Il serait possible de mobiliser immédiatement la CASA (contribution additionnelle de solidarité pour l’autonomie) apportée par les retraités imposables depuis 2013.
Il serait possible de mobiliser les réserves de la CNSA (dues à une sous-consommation des crédits orchestrée par l’Etat lui-même, rappellent l’Ad-PA et la Fnaqpa).
Il serait possible de faciliter le parcours de santé en fluidifiant les coordinations entre le sanitaire et le médico-social.
Il serait possible de favoriser les approches non médicamenteuses et de suivre leurs impacts ici sur la consommation médicamenteuse, là sur les arrêts de travail, là encore sur les hospitalisations.
Il serait possible d’accompagner les structures sur les enjeux du développement durable, à partir de nouveaux diagnostics (vers beaucoup moins de gaspillage alimentaire par exemple). De nouvelles visions de ces services sont possibles : vers des lieux de vie — lieux d’envies.

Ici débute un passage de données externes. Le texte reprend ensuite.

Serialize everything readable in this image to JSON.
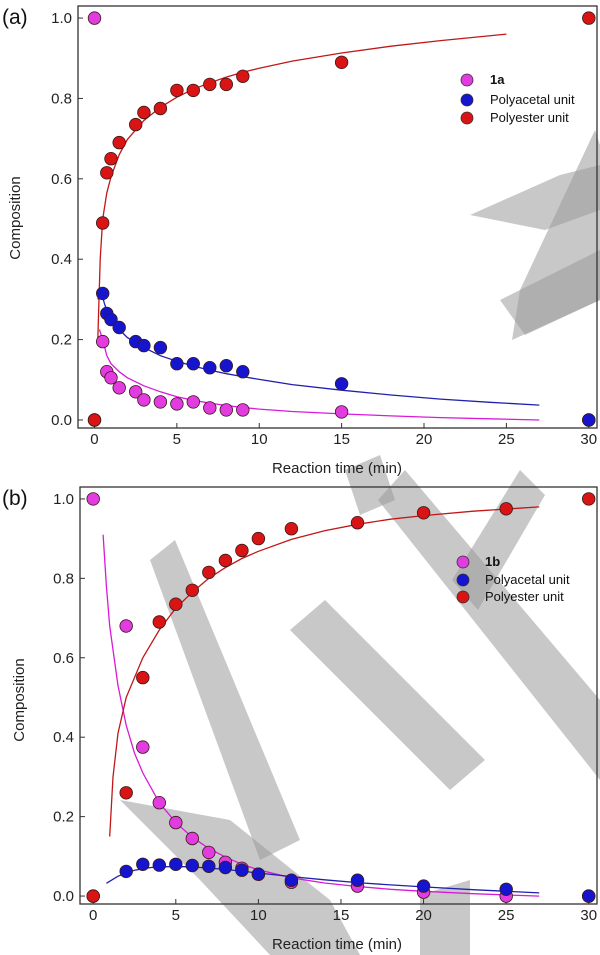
{
  "figure": {
    "watermark": "WILEY",
    "colors": {
      "monomer": "#e23be0",
      "monomer_line": "#d81bd8",
      "polyacetal": "#1515d0",
      "polyacetal_line": "#2020b0",
      "polyester": "#d81414",
      "polyester_line": "#c01818",
      "watermark": "#9a9a9a"
    }
  },
  "chart_data": [
    {
      "panel": "(a)",
      "type": "scatter",
      "xlabel": "Reaction time (min)",
      "ylabel": "Composition",
      "xlim": [
        -1,
        30.5
      ],
      "ylim": [
        -0.02,
        1.03
      ],
      "xticks": [
        0,
        5,
        10,
        15,
        20,
        25,
        30
      ],
      "xtick_labels": [
        "0",
        "5",
        "10",
        "15",
        "20",
        "25",
        "30"
      ],
      "yticks": [
        0.0,
        0.2,
        0.4,
        0.6,
        0.8,
        1.0
      ],
      "ytick_labels": [
        "0.0",
        "0.2",
        "0.4",
        "0.6",
        "0.8",
        "1.0"
      ],
      "legend_position": "upper-right",
      "series": [
        {
          "name": "1a",
          "bold": true,
          "color_key": "monomer",
          "points": [
            [
              0,
              1.0
            ],
            [
              0.5,
              0.195
            ],
            [
              0.75,
              0.12
            ],
            [
              1,
              0.105
            ],
            [
              1.5,
              0.08
            ],
            [
              2.5,
              0.07
            ],
            [
              3,
              0.05
            ],
            [
              4,
              0.045
            ],
            [
              5,
              0.04
            ],
            [
              6,
              0.045
            ],
            [
              7,
              0.03
            ],
            [
              8,
              0.025
            ],
            [
              9,
              0.025
            ],
            [
              15,
              0.02
            ],
            [
              30,
              0.0
            ]
          ],
          "fit": [
            [
              0.3,
              0.225
            ],
            [
              0.5,
              0.2
            ],
            [
              0.75,
              0.16
            ],
            [
              1,
              0.14
            ],
            [
              1.5,
              0.12
            ],
            [
              2,
              0.105
            ],
            [
              3,
              0.085
            ],
            [
              4,
              0.07
            ],
            [
              5,
              0.058
            ],
            [
              6,
              0.049
            ],
            [
              7,
              0.042
            ],
            [
              8,
              0.036
            ],
            [
              9,
              0.031
            ],
            [
              10,
              0.027
            ],
            [
              12,
              0.021
            ],
            [
              15,
              0.015
            ],
            [
              18,
              0.01
            ],
            [
              21,
              0.006
            ],
            [
              24,
              0.003
            ],
            [
              27,
              0.0
            ]
          ]
        },
        {
          "name": "Polyacetal unit",
          "bold": false,
          "color_key": "polyacetal",
          "points": [
            [
              0,
              0.0
            ],
            [
              0.5,
              0.315
            ],
            [
              0.75,
              0.265
            ],
            [
              1,
              0.25
            ],
            [
              1.5,
              0.23
            ],
            [
              2.5,
              0.195
            ],
            [
              3,
              0.185
            ],
            [
              4,
              0.18
            ],
            [
              5,
              0.14
            ],
            [
              6,
              0.14
            ],
            [
              7,
              0.13
            ],
            [
              8,
              0.135
            ],
            [
              9,
              0.12
            ],
            [
              15,
              0.09
            ],
            [
              30,
              0.0
            ]
          ],
          "fit": [
            [
              0.2,
              0.3
            ],
            [
              0.4,
              0.32
            ],
            [
              0.6,
              0.29
            ],
            [
              0.8,
              0.265
            ],
            [
              1,
              0.25
            ],
            [
              1.5,
              0.225
            ],
            [
              2,
              0.205
            ],
            [
              3,
              0.18
            ],
            [
              4,
              0.16
            ],
            [
              5,
              0.146
            ],
            [
              6,
              0.134
            ],
            [
              7,
              0.124
            ],
            [
              8,
              0.115
            ],
            [
              9,
              0.108
            ],
            [
              10,
              0.101
            ],
            [
              12,
              0.088
            ],
            [
              15,
              0.074
            ],
            [
              18,
              0.062
            ],
            [
              21,
              0.052
            ],
            [
              24,
              0.044
            ],
            [
              27,
              0.037
            ]
          ]
        },
        {
          "name": "Polyester unit",
          "bold": false,
          "color_key": "polyester",
          "points": [
            [
              0,
              0.0
            ],
            [
              0.5,
              0.49
            ],
            [
              0.75,
              0.615
            ],
            [
              1,
              0.65
            ],
            [
              1.5,
              0.69
            ],
            [
              2.5,
              0.735
            ],
            [
              3,
              0.765
            ],
            [
              4,
              0.775
            ],
            [
              5,
              0.82
            ],
            [
              6,
              0.82
            ],
            [
              7,
              0.835
            ],
            [
              8,
              0.835
            ],
            [
              9,
              0.855
            ],
            [
              15,
              0.89
            ],
            [
              30,
              1.0
            ]
          ],
          "fit": [
            [
              0.2,
              0.2
            ],
            [
              0.35,
              0.4
            ],
            [
              0.5,
              0.5
            ],
            [
              0.75,
              0.565
            ],
            [
              1,
              0.605
            ],
            [
              1.5,
              0.66
            ],
            [
              2,
              0.698
            ],
            [
              3,
              0.745
            ],
            [
              4,
              0.778
            ],
            [
              5,
              0.803
            ],
            [
              6,
              0.823
            ],
            [
              7,
              0.839
            ],
            [
              8,
              0.853
            ],
            [
              9,
              0.865
            ],
            [
              10,
              0.875
            ],
            [
              12,
              0.893
            ],
            [
              15,
              0.913
            ],
            [
              18,
              0.93
            ],
            [
              21,
              0.944
            ],
            [
              25,
              0.96
            ]
          ]
        }
      ]
    },
    {
      "panel": "(b)",
      "type": "scatter",
      "xlabel": "Reaction time (min)",
      "ylabel": "Composition",
      "xlim": [
        -0.8,
        30.5
      ],
      "ylim": [
        -0.02,
        1.03
      ],
      "xticks": [
        0,
        5,
        10,
        15,
        20,
        25,
        30
      ],
      "xtick_labels": [
        "0",
        "5",
        "10",
        "15",
        "20",
        "25",
        "30"
      ],
      "yticks": [
        0.0,
        0.2,
        0.4,
        0.6,
        0.8,
        1.0
      ],
      "ytick_labels": [
        "0.0",
        "0.2",
        "0.4",
        "0.6",
        "0.8",
        "1.0"
      ],
      "legend_position": "upper-right",
      "series": [
        {
          "name": "1b",
          "bold": true,
          "color_key": "monomer",
          "points": [
            [
              0,
              1.0
            ],
            [
              2,
              0.68
            ],
            [
              3,
              0.375
            ],
            [
              4,
              0.235
            ],
            [
              5,
              0.185
            ],
            [
              6,
              0.145
            ],
            [
              7,
              0.11
            ],
            [
              8,
              0.085
            ],
            [
              9,
              0.07
            ],
            [
              10,
              0.055
            ],
            [
              12,
              0.035
            ],
            [
              16,
              0.025
            ],
            [
              20,
              0.01
            ],
            [
              25,
              0.0
            ],
            [
              30,
              0.0
            ]
          ],
          "fit": [
            [
              0.6,
              0.91
            ],
            [
              0.8,
              0.78
            ],
            [
              1,
              0.68
            ],
            [
              1.5,
              0.53
            ],
            [
              2,
              0.43
            ],
            [
              2.5,
              0.36
            ],
            [
              3,
              0.31
            ],
            [
              4,
              0.235
            ],
            [
              5,
              0.185
            ],
            [
              6,
              0.148
            ],
            [
              7,
              0.12
            ],
            [
              8,
              0.098
            ],
            [
              9,
              0.08
            ],
            [
              10,
              0.066
            ],
            [
              12,
              0.046
            ],
            [
              14,
              0.033
            ],
            [
              16,
              0.024
            ],
            [
              18,
              0.017
            ],
            [
              20,
              0.012
            ],
            [
              23,
              0.006
            ],
            [
              27,
              0.0
            ]
          ]
        },
        {
          "name": "Polyacetal unit",
          "bold": false,
          "color_key": "polyacetal",
          "points": [
            [
              0,
              0.0
            ],
            [
              2,
              0.062
            ],
            [
              3,
              0.08
            ],
            [
              4,
              0.078
            ],
            [
              5,
              0.08
            ],
            [
              6,
              0.077
            ],
            [
              7,
              0.075
            ],
            [
              8,
              0.072
            ],
            [
              9,
              0.065
            ],
            [
              10,
              0.055
            ],
            [
              12,
              0.04
            ],
            [
              16,
              0.04
            ],
            [
              20,
              0.025
            ],
            [
              25,
              0.017
            ],
            [
              30,
              0.0
            ]
          ],
          "fit": [
            [
              0.8,
              0.032
            ],
            [
              1.5,
              0.05
            ],
            [
              2.5,
              0.065
            ],
            [
              3.5,
              0.072
            ],
            [
              4.5,
              0.074
            ],
            [
              5.5,
              0.074
            ],
            [
              6.5,
              0.072
            ],
            [
              8,
              0.067
            ],
            [
              10,
              0.058
            ],
            [
              12,
              0.049
            ],
            [
              14,
              0.041
            ],
            [
              16,
              0.034
            ],
            [
              18,
              0.028
            ],
            [
              20,
              0.023
            ],
            [
              23,
              0.016
            ],
            [
              27,
              0.008
            ]
          ]
        },
        {
          "name": "Polyester unit",
          "bold": false,
          "color_key": "polyester",
          "points": [
            [
              0,
              0.0
            ],
            [
              2,
              0.26
            ],
            [
              3,
              0.55
            ],
            [
              4,
              0.69
            ],
            [
              5,
              0.735
            ],
            [
              6,
              0.77
            ],
            [
              7,
              0.815
            ],
            [
              8,
              0.845
            ],
            [
              9,
              0.87
            ],
            [
              10,
              0.9
            ],
            [
              12,
              0.925
            ],
            [
              16,
              0.94
            ],
            [
              20,
              0.965
            ],
            [
              25,
              0.975
            ],
            [
              30,
              1.0
            ]
          ],
          "fit": [
            [
              1,
              0.15
            ],
            [
              1.2,
              0.3
            ],
            [
              1.5,
              0.41
            ],
            [
              2,
              0.5
            ],
            [
              3,
              0.6
            ],
            [
              4,
              0.67
            ],
            [
              5,
              0.725
            ],
            [
              6,
              0.765
            ],
            [
              7,
              0.8
            ],
            [
              8,
              0.827
            ],
            [
              9,
              0.85
            ],
            [
              10,
              0.868
            ],
            [
              12,
              0.898
            ],
            [
              14,
              0.92
            ],
            [
              16,
              0.936
            ],
            [
              18,
              0.949
            ],
            [
              20,
              0.958
            ],
            [
              23,
              0.969
            ],
            [
              27,
              0.98
            ]
          ]
        }
      ]
    }
  ]
}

Mais cette transition ne peut se faire en chargeant encore plus la barque des acteurs du médico-social. Un premier Diplôme Universitaire Management du Développement Durable en Santé” vient d’ouvrir.

On ne doit surtout pas diminuer les crédits et les dotations face aux besoins qui augmentent.

Un accompagnement de transition est nécessaire.
Il serait utile, rentable et durable.